Press Release | September 5, 2018
Digital jobs can bring new employment opportunities for young women in developing countries, says a new report by the Solutions for Youth Employment (S4YE) coalition. The report, titled Digital Jobs for Youth: Young Women in the Digital Economy, incorporates insights drawn from 19 case studies and lays out how jobs in the digital economy can increase young women’s productivity, earnings, and financial independence.
Gender disparity persists in the digital economy: globally, the share of women using the internet is 12 percent lower than that of men. Over 1.2 billion women in low and middle-income countries do not use mobile Internet, and women in these countries are 10 percent less likely to own mobile phones than men. Digital jobs can help reduce longstanding occupational segregation, including in the IT sector. Working in the digital economy also offers young women the flexibility to overcome mobility constraints and combat restrictive gender norms. Currently, women only account for only 38 percent of human capital wealth world-wide, compared to 62 percent for men. It is also estimated that $160 trillion in wealth is lost due to gender inequality in earnings. With unemployment rates for youth reported over 300% higher than those for adults, young women are at a higher risk of exclusion, according to the report.

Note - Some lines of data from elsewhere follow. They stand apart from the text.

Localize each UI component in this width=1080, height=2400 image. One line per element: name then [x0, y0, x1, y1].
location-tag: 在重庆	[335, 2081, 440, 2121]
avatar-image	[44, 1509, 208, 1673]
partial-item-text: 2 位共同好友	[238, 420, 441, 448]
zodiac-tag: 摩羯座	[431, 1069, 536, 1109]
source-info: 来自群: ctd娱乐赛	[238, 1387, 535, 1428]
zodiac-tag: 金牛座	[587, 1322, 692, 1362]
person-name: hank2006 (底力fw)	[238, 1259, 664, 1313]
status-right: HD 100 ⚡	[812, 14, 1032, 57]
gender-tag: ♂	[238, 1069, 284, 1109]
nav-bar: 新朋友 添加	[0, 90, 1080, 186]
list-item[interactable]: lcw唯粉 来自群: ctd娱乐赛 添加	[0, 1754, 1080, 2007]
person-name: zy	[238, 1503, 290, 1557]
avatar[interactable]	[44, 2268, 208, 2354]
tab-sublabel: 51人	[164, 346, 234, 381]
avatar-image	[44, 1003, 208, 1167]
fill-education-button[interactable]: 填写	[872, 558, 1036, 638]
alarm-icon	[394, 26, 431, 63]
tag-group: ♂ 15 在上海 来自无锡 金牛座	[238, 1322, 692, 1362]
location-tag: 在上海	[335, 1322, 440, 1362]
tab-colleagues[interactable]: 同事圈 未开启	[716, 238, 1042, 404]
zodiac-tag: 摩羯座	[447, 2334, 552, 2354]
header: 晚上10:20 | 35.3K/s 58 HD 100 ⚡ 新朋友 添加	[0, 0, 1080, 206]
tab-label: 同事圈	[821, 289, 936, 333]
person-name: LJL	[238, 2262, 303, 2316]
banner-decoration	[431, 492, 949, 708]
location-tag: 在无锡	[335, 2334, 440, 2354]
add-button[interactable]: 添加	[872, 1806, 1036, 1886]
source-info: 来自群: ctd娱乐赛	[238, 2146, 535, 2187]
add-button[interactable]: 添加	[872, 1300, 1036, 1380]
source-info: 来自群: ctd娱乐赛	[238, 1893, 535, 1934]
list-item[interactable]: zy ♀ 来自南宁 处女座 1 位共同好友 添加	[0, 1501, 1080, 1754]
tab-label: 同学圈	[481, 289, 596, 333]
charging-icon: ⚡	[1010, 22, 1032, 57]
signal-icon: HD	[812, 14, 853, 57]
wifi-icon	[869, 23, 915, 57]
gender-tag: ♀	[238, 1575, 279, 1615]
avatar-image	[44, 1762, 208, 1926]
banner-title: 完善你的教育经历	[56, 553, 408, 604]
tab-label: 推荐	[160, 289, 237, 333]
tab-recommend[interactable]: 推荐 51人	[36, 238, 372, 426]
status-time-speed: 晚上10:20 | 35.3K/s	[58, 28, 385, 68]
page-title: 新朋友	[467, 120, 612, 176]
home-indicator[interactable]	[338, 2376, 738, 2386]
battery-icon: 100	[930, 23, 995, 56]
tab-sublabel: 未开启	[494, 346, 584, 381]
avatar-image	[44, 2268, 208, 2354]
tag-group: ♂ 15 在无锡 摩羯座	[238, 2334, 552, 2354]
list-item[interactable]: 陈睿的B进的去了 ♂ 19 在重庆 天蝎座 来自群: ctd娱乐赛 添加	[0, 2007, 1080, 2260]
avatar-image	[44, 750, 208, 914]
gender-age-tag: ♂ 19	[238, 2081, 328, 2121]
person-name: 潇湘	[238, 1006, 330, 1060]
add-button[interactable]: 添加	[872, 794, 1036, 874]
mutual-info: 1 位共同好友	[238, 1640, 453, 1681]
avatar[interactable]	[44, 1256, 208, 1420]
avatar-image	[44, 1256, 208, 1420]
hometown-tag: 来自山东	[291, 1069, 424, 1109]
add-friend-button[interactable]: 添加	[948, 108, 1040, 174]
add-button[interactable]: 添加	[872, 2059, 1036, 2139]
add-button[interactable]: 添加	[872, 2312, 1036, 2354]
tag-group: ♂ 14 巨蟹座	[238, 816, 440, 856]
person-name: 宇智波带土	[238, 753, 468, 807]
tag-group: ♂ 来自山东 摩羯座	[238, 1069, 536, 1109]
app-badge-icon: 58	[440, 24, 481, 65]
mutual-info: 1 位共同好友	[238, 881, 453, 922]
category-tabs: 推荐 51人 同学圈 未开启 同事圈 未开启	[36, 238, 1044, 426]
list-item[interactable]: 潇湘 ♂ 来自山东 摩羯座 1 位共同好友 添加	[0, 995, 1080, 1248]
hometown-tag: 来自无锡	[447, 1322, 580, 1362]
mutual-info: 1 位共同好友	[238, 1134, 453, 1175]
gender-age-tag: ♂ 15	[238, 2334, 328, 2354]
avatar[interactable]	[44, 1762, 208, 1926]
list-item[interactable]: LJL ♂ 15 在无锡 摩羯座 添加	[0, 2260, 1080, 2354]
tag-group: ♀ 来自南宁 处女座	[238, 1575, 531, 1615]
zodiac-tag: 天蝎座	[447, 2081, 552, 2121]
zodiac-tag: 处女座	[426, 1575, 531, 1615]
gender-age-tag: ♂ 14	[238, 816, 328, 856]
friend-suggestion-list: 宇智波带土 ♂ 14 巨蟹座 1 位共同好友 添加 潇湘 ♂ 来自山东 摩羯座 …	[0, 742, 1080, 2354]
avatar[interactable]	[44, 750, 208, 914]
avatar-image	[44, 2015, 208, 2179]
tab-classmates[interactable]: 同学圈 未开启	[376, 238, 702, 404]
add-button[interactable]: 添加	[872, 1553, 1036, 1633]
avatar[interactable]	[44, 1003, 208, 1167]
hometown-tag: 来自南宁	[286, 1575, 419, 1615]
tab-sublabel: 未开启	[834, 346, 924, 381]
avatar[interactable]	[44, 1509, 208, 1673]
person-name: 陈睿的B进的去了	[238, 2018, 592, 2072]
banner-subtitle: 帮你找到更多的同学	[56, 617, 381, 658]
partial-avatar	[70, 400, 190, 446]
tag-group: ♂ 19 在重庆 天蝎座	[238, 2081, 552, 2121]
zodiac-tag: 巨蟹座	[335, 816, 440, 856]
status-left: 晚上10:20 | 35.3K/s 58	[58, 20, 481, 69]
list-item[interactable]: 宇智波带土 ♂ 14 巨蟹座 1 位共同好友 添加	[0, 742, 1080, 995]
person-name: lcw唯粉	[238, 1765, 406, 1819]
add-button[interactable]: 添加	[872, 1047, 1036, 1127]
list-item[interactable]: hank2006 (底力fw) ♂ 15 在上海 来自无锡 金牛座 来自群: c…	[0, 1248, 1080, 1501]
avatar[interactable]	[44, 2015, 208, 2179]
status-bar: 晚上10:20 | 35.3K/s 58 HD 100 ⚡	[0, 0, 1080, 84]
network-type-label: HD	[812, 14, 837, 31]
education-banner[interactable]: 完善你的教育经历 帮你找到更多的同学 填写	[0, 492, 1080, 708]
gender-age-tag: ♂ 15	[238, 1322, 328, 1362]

While digital technology continues to create new forms of work, the absence of appropriate policies will prevent it from being fully inclusive. The report examines public and private sector initiatives that aim to close the gender gap in the digital economy. To empower women, governments can ensure women’s online rights are protected, promoting gender-inclusive digital skills in the education system, provide and subsidize equitable access to information and communications technology systems (ICTs), and run public initiatives to close the gender divide in the digital world. The private sector can implement more inclusive policies to address gender bias in the workspace as well as promote gender equity in supply chains.
“Digital jobs offer a unique opportunity for young men and women to overcome social, economic and political constraints to their participation in the workforce,” says Mamadou Biteye, Chair of S4YE’s Board of Directors and Managing Director for Africa at The Rockefeller Foundation. “Policymakers and practitioners can increase women’s labor force participation by supporting digital jobs programs that address the specific needs of young women.”
The report also provides operational recommendations in designing and implementing gender-inclusive interventions for young women seeking to enter the digital economy. It presents a newly developed typology which identifies the public sector, private sector, online outsourcing, and digital platforms that improve livelihoods, as the four drivers of demand for digital jobs. This typology can be used to map the degree to which digital jobs are accessible to different subgroups of youth and aims to help policy-makers in making investment decisions on local initiatives that support virtual freelancing or digital start-ups, creating more employment and entrepreneurship opportunities for young women.
About S4YE:
Solutions for Youth Employment (S4YE) is a multi-stakeholder coalition, housed in the Social Protection and Jobs Global Practice of the World Bank, that aims to provide leadership and resources for catalytic action to increase the number of young people engaged in productive work. Partners work collectively to develop innovative solutions and pilot new approaches toward youth employment. This report was co-authored by S4YE coalition members including The Rockefeller Foundation, Plan International, RAND Corporation, and the World Bank Group. It incorporates insights drawn from 19 case studies based on past and ongoing employment programs implemented and/or supported by S4YE coalition members that connected youth with digital job opportunities. Case study contributors include Accenture, German Federal Ministry for Economic Cooperation and Development (BMZ), Microsoft, Plan International, The Rockefeller Foundation, United States Agency for International Development (USAID) and the World Bank Group.